Checked out DC3 this weekend, the new hot dog spot on Barracks Row. Rather enjoyed it! Hotdogs were solid (had Cinci Coney) and the fried pickles were delish. What we really liked was the sort of 'non-fast food but quick eats' role it fills. We were headed to an event and did not have time to wait the requisite 45 minutes at Matchbox/Teds/Cava, etc – DC3 fit the bill.
Thanks for this.
And yeah, that's where I think that gastrotrucks can really fill a non-lunch niche. Need a bite, don't have a ton of time, don't want to drop a lot of money, don't want to eat fast food or grab a cold, packaged sandwich from 7-11 — perfect: a gastrotruck.
All good ones.
And now I'm craving a bowl of chili. It's a good day for it, that's for sure. I'm thinking of a bowl of Cincinnati from Hard Times Cafe: five way, with chopped onions and grated cheese, with a few shakes of hot sauce …
Isn't that why people live in the city? For convenience, access to hopefully wonderful restaurants, nightlife, day activities, etc.?
There are plenty of drawbacks to urban life, so those who choose to live in the city are looking for easy access and convenience, generally, and probably love the stimulus of being around thousands upon thousands of people (more true if you are in NYC).
I love your minute system, though. It's a pretty novel way to think about restaurants, for example, yet maintaining a pretty apt system for what's worth traveling to and what might not be.

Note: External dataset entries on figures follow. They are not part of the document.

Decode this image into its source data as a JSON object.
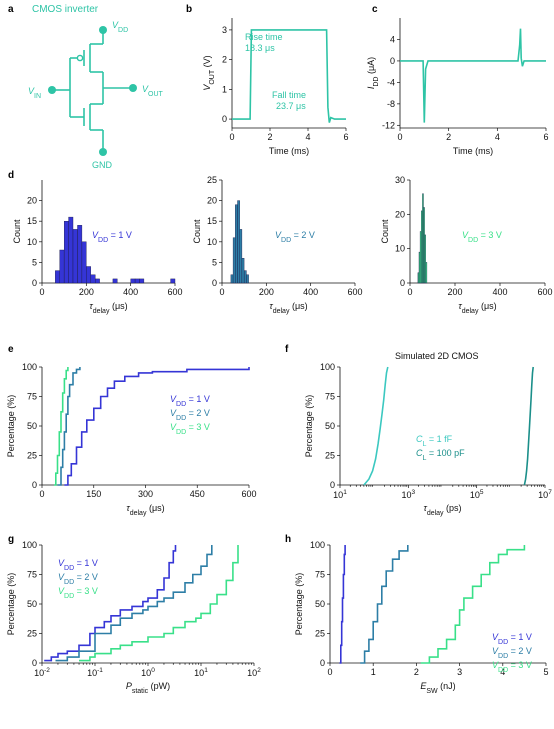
{
  "colors": {
    "teal": "#2ec4a6",
    "blue": "#3535d6",
    "steel": "#2d7ea6",
    "green": "#39e089",
    "darkteal": "#1b8f8a",
    "cyan": "#3bc8c0"
  },
  "panel_labels": [
    "a",
    "b",
    "c",
    "d",
    "e",
    "f",
    "g",
    "h"
  ],
  "chart_data": [
    {
      "id": "a",
      "type": "diagram",
      "title": "CMOS inverter",
      "labels": {
        "vdd": "V_DD",
        "vin": "V_IN",
        "vout": "V_OUT",
        "gnd": "GND"
      }
    },
    {
      "id": "b",
      "type": "line",
      "xlabel": "Time (ms)",
      "ylabel": "V_OUT (V)",
      "xlim": [
        0,
        6
      ],
      "ylim": [
        -0.3,
        3.4
      ],
      "xticks": [
        0,
        2,
        4,
        6
      ],
      "yticks": [
        0,
        1,
        2,
        3
      ],
      "series": [
        {
          "x": [
            0,
            0.95,
            1.02,
            4.98,
            5.05,
            5.12,
            5.2,
            5.4,
            6
          ],
          "y": [
            0,
            0,
            3,
            3,
            0.4,
            -0.12,
            0.05,
            0,
            0
          ]
        }
      ],
      "annotations": [
        "Rise time",
        "18.3 μs",
        "Fall time",
        "23.7 μs"
      ]
    },
    {
      "id": "c",
      "type": "line",
      "xlabel": "Time (ms)",
      "ylabel": "I_DD (μA)",
      "xlim": [
        0,
        6
      ],
      "ylim": [
        -12.5,
        8
      ],
      "xticks": [
        0,
        2,
        4,
        6
      ],
      "yticks": [
        -12,
        -8,
        -4,
        0,
        4
      ],
      "series": [
        {
          "x": [
            0,
            0.95,
            1.0,
            1.05,
            1.15,
            1.5,
            4.85,
            4.92,
            4.95,
            4.98,
            5.03,
            5.1,
            6
          ],
          "y": [
            0,
            0,
            -11.5,
            -1.5,
            0,
            0,
            0,
            3,
            6,
            0.5,
            -1,
            0,
            0
          ]
        }
      ]
    },
    {
      "id": "d1",
      "type": "histogram",
      "xlabel": "τ_delay (μs)",
      "ylabel": "Count",
      "xlim": [
        0,
        600
      ],
      "ylim": [
        0,
        25
      ],
      "xticks": [
        0,
        200,
        400,
        600
      ],
      "yticks": [
        0,
        5,
        10,
        15,
        20
      ],
      "bin_width": 20,
      "bins": [
        [
          60,
          3
        ],
        [
          80,
          8
        ],
        [
          100,
          15
        ],
        [
          120,
          16
        ],
        [
          140,
          13
        ],
        [
          160,
          14
        ],
        [
          180,
          10
        ],
        [
          200,
          4
        ],
        [
          220,
          2
        ],
        [
          240,
          1
        ],
        [
          320,
          1
        ],
        [
          400,
          1
        ],
        [
          420,
          1
        ],
        [
          440,
          1
        ],
        [
          580,
          1
        ]
      ],
      "legend": "V_DD = 1 V"
    },
    {
      "id": "d2",
      "type": "histogram",
      "xlabel": "τ_delay (μs)",
      "ylabel": "Count",
      "xlim": [
        0,
        600
      ],
      "ylim": [
        0,
        25
      ],
      "xticks": [
        0,
        200,
        400,
        600
      ],
      "yticks": [
        0,
        5,
        10,
        15,
        20,
        25
      ],
      "bin_width": 10,
      "bins": [
        [
          40,
          2
        ],
        [
          50,
          11
        ],
        [
          60,
          19
        ],
        [
          70,
          20
        ],
        [
          80,
          13
        ],
        [
          90,
          6
        ],
        [
          100,
          3
        ],
        [
          110,
          2
        ]
      ],
      "legend": "V_DD = 2 V"
    },
    {
      "id": "d3",
      "type": "histogram",
      "xlabel": "τ_delay (μs)",
      "ylabel": "Count",
      "xlim": [
        0,
        600
      ],
      "ylim": [
        0,
        30
      ],
      "xticks": [
        0,
        200,
        400,
        600
      ],
      "yticks": [
        0,
        10,
        20,
        30
      ],
      "bin_width": 5,
      "bins": [
        [
          35,
          3
        ],
        [
          40,
          9
        ],
        [
          45,
          15
        ],
        [
          50,
          21
        ],
        [
          55,
          26
        ],
        [
          60,
          22
        ],
        [
          65,
          14
        ],
        [
          70,
          6
        ]
      ],
      "legend": "V_DD = 3 V"
    },
    {
      "id": "e",
      "type": "line",
      "xlabel": "τ_delay (μs)",
      "ylabel": "Percentage (%)",
      "xlim": [
        0,
        600
      ],
      "ylim": [
        0,
        100
      ],
      "xticks": [
        0,
        150,
        300,
        450,
        600
      ],
      "yticks": [
        0,
        25,
        50,
        75,
        100
      ],
      "series": [
        {
          "name": "V_DD = 1 V",
          "x": [
            65,
            75,
            85,
            100,
            115,
            130,
            150,
            170,
            190,
            210,
            240,
            280,
            320,
            420,
            600
          ],
          "y": [
            0,
            8,
            18,
            32,
            45,
            55,
            65,
            75,
            82,
            88,
            92,
            95,
            96,
            98,
            100
          ]
        },
        {
          "name": "V_DD = 2 V",
          "x": [
            45,
            55,
            60,
            65,
            70,
            75,
            80,
            90,
            100,
            110
          ],
          "y": [
            0,
            15,
            30,
            45,
            60,
            75,
            85,
            95,
            98,
            100
          ]
        },
        {
          "name": "V_DD = 3 V",
          "x": [
            35,
            40,
            45,
            50,
            55,
            60,
            65,
            70,
            75
          ],
          "y": [
            0,
            10,
            25,
            45,
            62,
            78,
            90,
            97,
            100
          ]
        }
      ]
    },
    {
      "id": "f",
      "type": "line",
      "xlabel": "τ_delay (ps)",
      "ylabel": "Percentage (%)",
      "xscale": "log",
      "xlim": [
        10,
        10000000
      ],
      "ylim": [
        0,
        100
      ],
      "xticks": [
        "10^1",
        "10^3",
        "10^5",
        "10^7"
      ],
      "yticks": [
        0,
        25,
        50,
        75,
        100
      ],
      "annotation": "Simulated 2D CMOS",
      "series": [
        {
          "name": "C_L = 1 fF",
          "x": [
            50,
            70,
            90,
            110,
            130,
            150,
            170,
            190,
            210,
            230,
            250
          ],
          "y": [
            0,
            5,
            12,
            22,
            35,
            48,
            60,
            72,
            85,
            95,
            100
          ]
        },
        {
          "name": "C_L = 100 pF",
          "x": [
            2500000,
            2700000,
            2900000,
            3100000,
            3300000,
            3500000,
            3700000,
            3900000,
            4100000,
            4300000,
            4500000
          ],
          "y": [
            0,
            5,
            12,
            22,
            35,
            48,
            60,
            72,
            85,
            95,
            100
          ]
        }
      ]
    },
    {
      "id": "g",
      "type": "line",
      "xlabel": "P_static (pW)",
      "ylabel": "Percentage (%)",
      "xscale": "log",
      "xlim": [
        0.01,
        100
      ],
      "ylim": [
        0,
        100
      ],
      "xticks": [
        "10^-2",
        "10^-1",
        "10^0",
        "10^1",
        "10^2"
      ],
      "yticks": [
        0,
        25,
        50,
        75,
        100
      ],
      "series": [
        {
          "name": "V_DD = 1 V",
          "x": [
            0.011,
            0.015,
            0.02,
            0.03,
            0.05,
            0.08,
            0.1,
            0.15,
            0.2,
            0.3,
            0.5,
            0.8,
            1,
            1.5,
            2,
            2.5,
            3,
            3.3
          ],
          "y": [
            2,
            5,
            8,
            10,
            15,
            25,
            30,
            35,
            40,
            45,
            48,
            52,
            55,
            62,
            72,
            85,
            95,
            100
          ]
        },
        {
          "name": "V_DD = 2 V",
          "x": [
            0.018,
            0.03,
            0.05,
            0.1,
            0.2,
            0.3,
            0.5,
            0.8,
            1,
            1.5,
            2,
            3,
            5,
            7,
            10,
            13,
            16
          ],
          "y": [
            2,
            5,
            10,
            25,
            32,
            38,
            42,
            45,
            48,
            52,
            55,
            60,
            68,
            75,
            82,
            92,
            100
          ]
        },
        {
          "name": "V_DD = 3 V",
          "x": [
            0.05,
            0.08,
            0.1,
            0.2,
            0.3,
            0.5,
            1,
            2,
            3,
            5,
            8,
            10,
            15,
            20,
            30,
            40,
            50
          ],
          "y": [
            2,
            5,
            8,
            12,
            15,
            18,
            22,
            25,
            30,
            35,
            38,
            42,
            50,
            58,
            70,
            85,
            100
          ]
        }
      ]
    },
    {
      "id": "h",
      "type": "line",
      "xlabel": "E_SW (nJ)",
      "ylabel": "Percentage (%)",
      "xlim": [
        0,
        5
      ],
      "ylim": [
        0,
        100
      ],
      "xticks": [
        0,
        1,
        2,
        3,
        4,
        5
      ],
      "yticks": [
        0,
        25,
        50,
        75,
        100
      ],
      "series": [
        {
          "name": "V_DD = 1 V",
          "x": [
            0.22,
            0.25,
            0.27,
            0.29,
            0.31,
            0.33,
            0.35
          ],
          "y": [
            0,
            15,
            35,
            55,
            75,
            92,
            100
          ]
        },
        {
          "name": "V_DD = 2 V",
          "x": [
            0.7,
            0.8,
            0.9,
            1.0,
            1.1,
            1.2,
            1.3,
            1.45,
            1.6,
            1.8
          ],
          "y": [
            0,
            10,
            20,
            35,
            50,
            65,
            78,
            88,
            95,
            100
          ]
        },
        {
          "name": "V_DD = 3 V",
          "x": [
            2.1,
            2.3,
            2.5,
            2.7,
            2.9,
            3.0,
            3.1,
            3.3,
            3.5,
            3.7,
            3.9,
            4.1,
            4.5
          ],
          "y": [
            0,
            5,
            12,
            20,
            32,
            45,
            55,
            65,
            75,
            85,
            92,
            96,
            100
          ]
        }
      ]
    }
  ]
}
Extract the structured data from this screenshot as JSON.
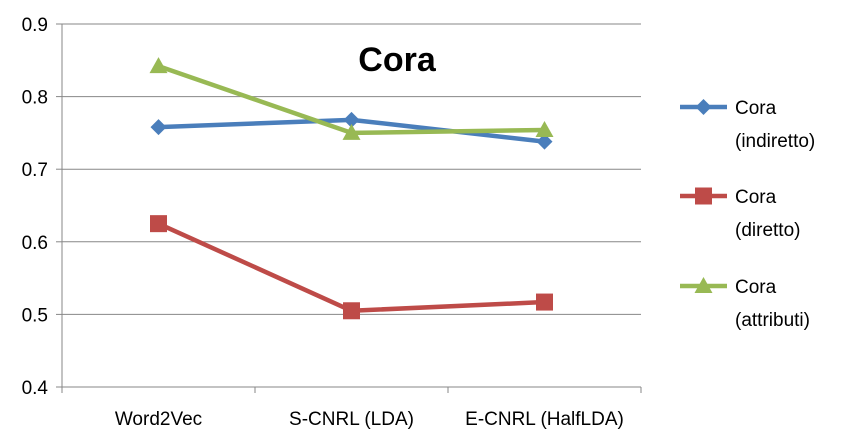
{
  "chart_data": {
    "type": "line",
    "title": "Cora",
    "xlabel": "",
    "ylabel": "",
    "categories": [
      "Word2Vec",
      "S-CNRL (LDA)",
      "E-CNRL (HalfLDA)"
    ],
    "ylim": [
      0.4,
      0.9
    ],
    "yticks": [
      0.4,
      0.5,
      0.6,
      0.7,
      0.8,
      0.9
    ],
    "ytick_labels": [
      "0.4",
      "0.5",
      "0.6",
      "0.7",
      "0.8",
      "0.9"
    ],
    "grid": "horizontal",
    "legend_position": "right",
    "series": [
      {
        "name_lines": [
          "Cora",
          "(indiretto)"
        ],
        "values": [
          0.758,
          0.768,
          0.738
        ],
        "color": "#4A7EBB",
        "marker": "diamond"
      },
      {
        "name_lines": [
          "Cora",
          "(diretto)"
        ],
        "values": [
          0.625,
          0.505,
          0.517
        ],
        "color": "#BE4B48",
        "marker": "square"
      },
      {
        "name_lines": [
          "Cora",
          "(attributi)"
        ],
        "values": [
          0.842,
          0.75,
          0.754
        ],
        "color": "#98B954",
        "marker": "triangle"
      }
    ]
  }
}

I have many a times made restaurant decisions based upon your minute system, although without naming it as such. It's just a thought process–is Restaurant X worth traveling Y minutes? The food, the drinks, the service, the ambience, the noise, the cost. Oh yeah–and there's a 70% chance of rain and high winds. Maybe Restaurant X suddenly becomes too much effort for hypothetical night and will lower the bar and go to Restaurant Z, even though not quite as good, because, well, it's closer. Anyway–location, location, location. I think that's been said before.
Thanks for chiming in …
I think the truth of the matter is — and speaking of twenty minutes or fewer — there aren't that many restaurants that are worth driving more than 20 minutes for. Unless you're a food-adventurer, you're probably not going to go all over creation to hit a tiny, off-the-beaten-track Indian restaurant in the 'burbs that just happens to feature a handful of Balti-style dishes.
And even the food-adventurer is likely to wait until the weekend.
It never occurred to me that a person would go to a new restaurant in the first 2 weeks to brag–what would there be to brag about? The restaurant hasn't really found it's rhythm, they didn't have a full drink list, service stumbled. You get the point. I always thought it was either an-invite only list for soft openings or people who didn't really know the dining/food scene. Possibly just negative people, who are looking for something negative to talk about–but they are like that in every aspect of their life, easy to spot.
What there is to brag about: being first. Knowing something nobody else (presumably) knows.
It's not just Yelp. Facebook is full of this sort of thing: "Just had a cupcake from The Precious Cakery. Red Velvet. Mmmmm."
… Lunch is waiting for me. ("Getting cold," my wife says. Actually, she said it fifteen minutes ago.)
Thanks for the liveliness, everyone — takes my mind (and yours, too, i hope) off this cold, gray rainy day.